Intensification of Heat Transfer Rate in a Rectangular Channel Equipped with Pins, Using Non-Uniform Magnetic Field

In the present study, numerical simulation is used to evaluate the influence of the non-uniform magnetic field on the heat transfer of magnetic nanofluids inside a pinned channel. This article focused on the flow pattern and heat transfer of water-based nanofluids in the presence of a wire in a three-dimensional geometry. In this work, the fluid flow is laminar and constant heat flux is applied on the wall of the channel. A wire in various orientations, in comparison with the axis of the channel, generates the magnetic field. The base fluid is water and Nano-particles (Fe3O4 and Fe) add to base fluid with different volume concentrations (0, 0.5, 1%).
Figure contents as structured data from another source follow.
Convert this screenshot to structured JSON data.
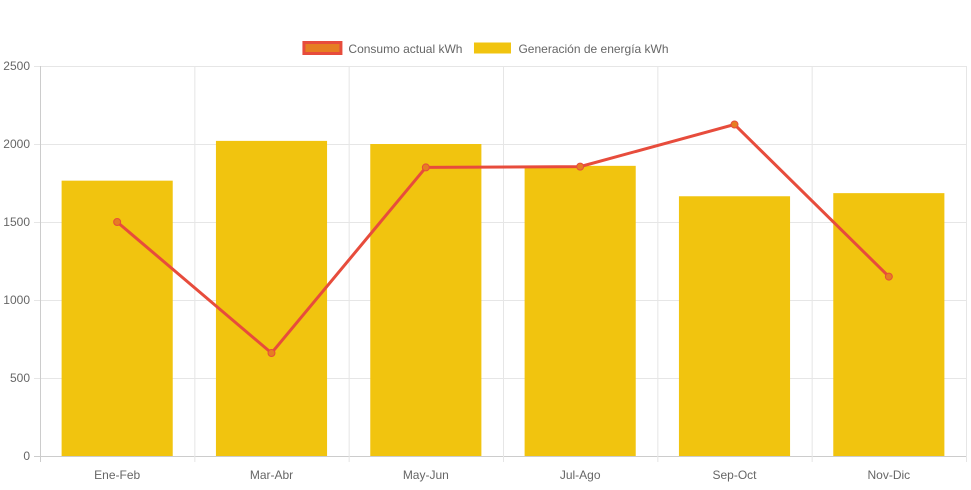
{
  "chart_data": {
    "type": "bar",
    "categories": [
      "Ene-Feb",
      "Mar-Abr",
      "May-Jun",
      "Jul-Ago",
      "Sep-Oct",
      "Nov-Dic"
    ],
    "series": [
      {
        "name": "Consumo actual kWh",
        "type": "line",
        "values": [
          1500,
          660,
          1850,
          1855,
          2125,
          1150
        ],
        "color": "#e74c3c",
        "point_color": "#e67e22"
      },
      {
        "name": "Generación de energía kWh",
        "type": "bar",
        "values": [
          1765,
          2020,
          2000,
          1860,
          1665,
          1685
        ],
        "color": "#f1c40f"
      }
    ],
    "legend_position": "top",
    "ylim": [
      0,
      2500
    ],
    "yticks": [
      0,
      500,
      1000,
      1500,
      2000,
      2500
    ],
    "grid": true,
    "title": "",
    "xlabel": "",
    "ylabel": ""
  },
  "colors": {
    "grid": "#e6e6e6",
    "axis": "#cccccc",
    "tick_text": "#666666"
  }
}
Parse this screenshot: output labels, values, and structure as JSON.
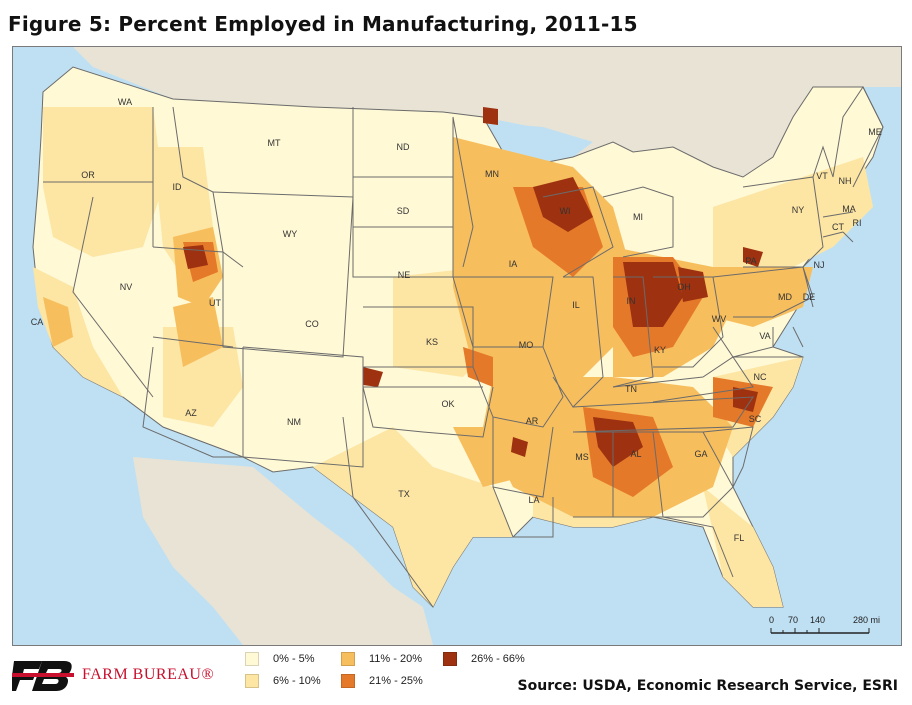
{
  "title": "Figure 5: Percent Employed in Manufacturing, 2011-15",
  "source": "Source: USDA, Economic Research Service, ESRI",
  "logo_text": "FARM BUREAU®",
  "colors": {
    "water": "#bfe0f3",
    "land_outside": "#e8e3d4",
    "state_border": "#6b6b6b",
    "bin_0_5": "#fff9d6",
    "bin_6_10": "#fde5a3",
    "bin_11_20": "#f7be5e",
    "bin_21_25": "#e5792a",
    "bin_26_66": "#9e3210",
    "logo": "#c8102e"
  },
  "legend": [
    {
      "label": "0% - 5%",
      "color_key": "bin_0_5"
    },
    {
      "label": "6% - 10%",
      "color_key": "bin_6_10"
    },
    {
      "label": "11% - 20%",
      "color_key": "bin_11_20"
    },
    {
      "label": "21% - 25%",
      "color_key": "bin_21_25"
    },
    {
      "label": "26% - 66%",
      "color_key": "bin_26_66"
    }
  ],
  "scale": {
    "ticks": [
      "0",
      "70",
      "140",
      "280 mi"
    ]
  },
  "states": [
    "WA",
    "OR",
    "CA",
    "ID",
    "NV",
    "MT",
    "WY",
    "UT",
    "AZ",
    "CO",
    "NM",
    "ND",
    "SD",
    "NE",
    "KS",
    "OK",
    "TX",
    "MN",
    "IA",
    "MO",
    "AR",
    "LA",
    "WI",
    "IL",
    "MI",
    "IN",
    "OH",
    "KY",
    "TN",
    "MS",
    "AL",
    "GA",
    "FL",
    "SC",
    "NC",
    "VA",
    "WV",
    "PA",
    "NY",
    "VT",
    "NH",
    "ME",
    "MA",
    "CT",
    "RI",
    "NJ",
    "DE",
    "MD"
  ]
}
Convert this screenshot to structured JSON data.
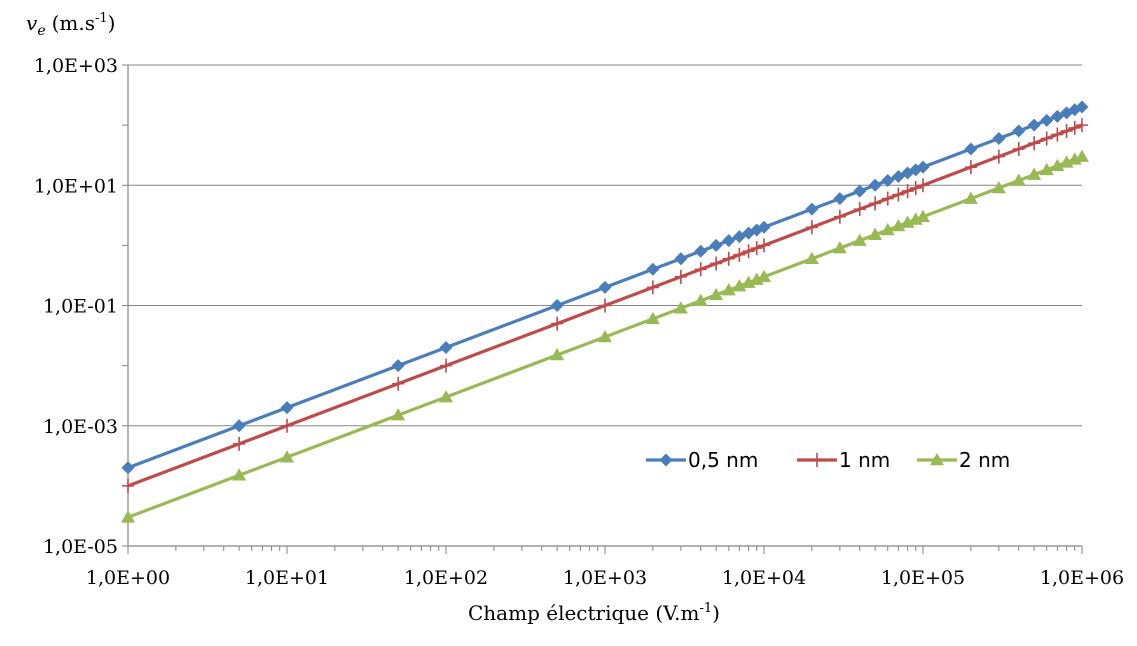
{
  "chart_data": {
    "type": "line",
    "title": "",
    "x_scale": "log",
    "y_scale": "log",
    "xlim": [
      1,
      1000000
    ],
    "ylim": [
      1e-05,
      1000
    ],
    "grid": {
      "horizontal": true,
      "vertical": false
    },
    "legend_position": "bottom-right",
    "ylabel": {
      "symbol": "v",
      "subscript": "e",
      "unit": "(m.s",
      "exp": "-1",
      "close": ")"
    },
    "xlabel": {
      "text": "Champ électrique (V.m",
      "exp": "-1",
      "close": ")"
    },
    "x_ticks": [
      {
        "value": 1,
        "label": "1,0E+00"
      },
      {
        "value": 10,
        "label": "1,0E+01"
      },
      {
        "value": 100,
        "label": "1,0E+02"
      },
      {
        "value": 1000,
        "label": "1,0E+03"
      },
      {
        "value": 10000,
        "label": "1,0E+04"
      },
      {
        "value": 100000,
        "label": "1,0E+05"
      },
      {
        "value": 1000000,
        "label": "1,0E+06"
      }
    ],
    "y_ticks": [
      {
        "value": 1e-05,
        "label": "1,0E-05"
      },
      {
        "value": 0.001,
        "label": "1,0E-03"
      },
      {
        "value": 0.1,
        "label": "1,0E-01"
      },
      {
        "value": 10,
        "label": "1,0E+01"
      },
      {
        "value": 1000,
        "label": "1,0E+03"
      }
    ],
    "x": [
      1,
      5,
      10,
      50,
      100,
      500,
      1000,
      2000,
      3000,
      4000,
      5000,
      6000,
      7000,
      8000,
      9000,
      10000,
      20000,
      30000,
      40000,
      50000,
      60000,
      70000,
      80000,
      90000,
      100000,
      200000,
      300000,
      400000,
      500000,
      600000,
      700000,
      800000,
      900000,
      1000000
    ],
    "series": [
      {
        "name": "0,5 nm",
        "color": "#4a7ebb",
        "marker": "diamond",
        "slope_coef": 0.0002
      },
      {
        "name": "1 nm",
        "color": "#be4b48",
        "marker": "plus",
        "slope_coef": 0.0001
      },
      {
        "name": "2 nm",
        "color": "#98b954",
        "marker": "triangle",
        "slope_coef": 3e-05
      }
    ]
  }
}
The computational fluids dynamic is used to simulate the fluid motion and heat transfer. The results of numerical simulations were authorized with experimental data. Further investigations were done to explain the effect of various factors, such as intensity of the magnetic field, the geometric shape of pins, Reynolds number, and nanoparticle concentration on heat transfer rate. According to the results, average Nusselt number of ferrofluid increases more than 50% as it flows inside the channel in presence of magnetic field. The results also show that the Nusselt number rises as the volume concentration of the Nano-particles increase. In addition, heat transfer enhances with the increment of Reynolds number.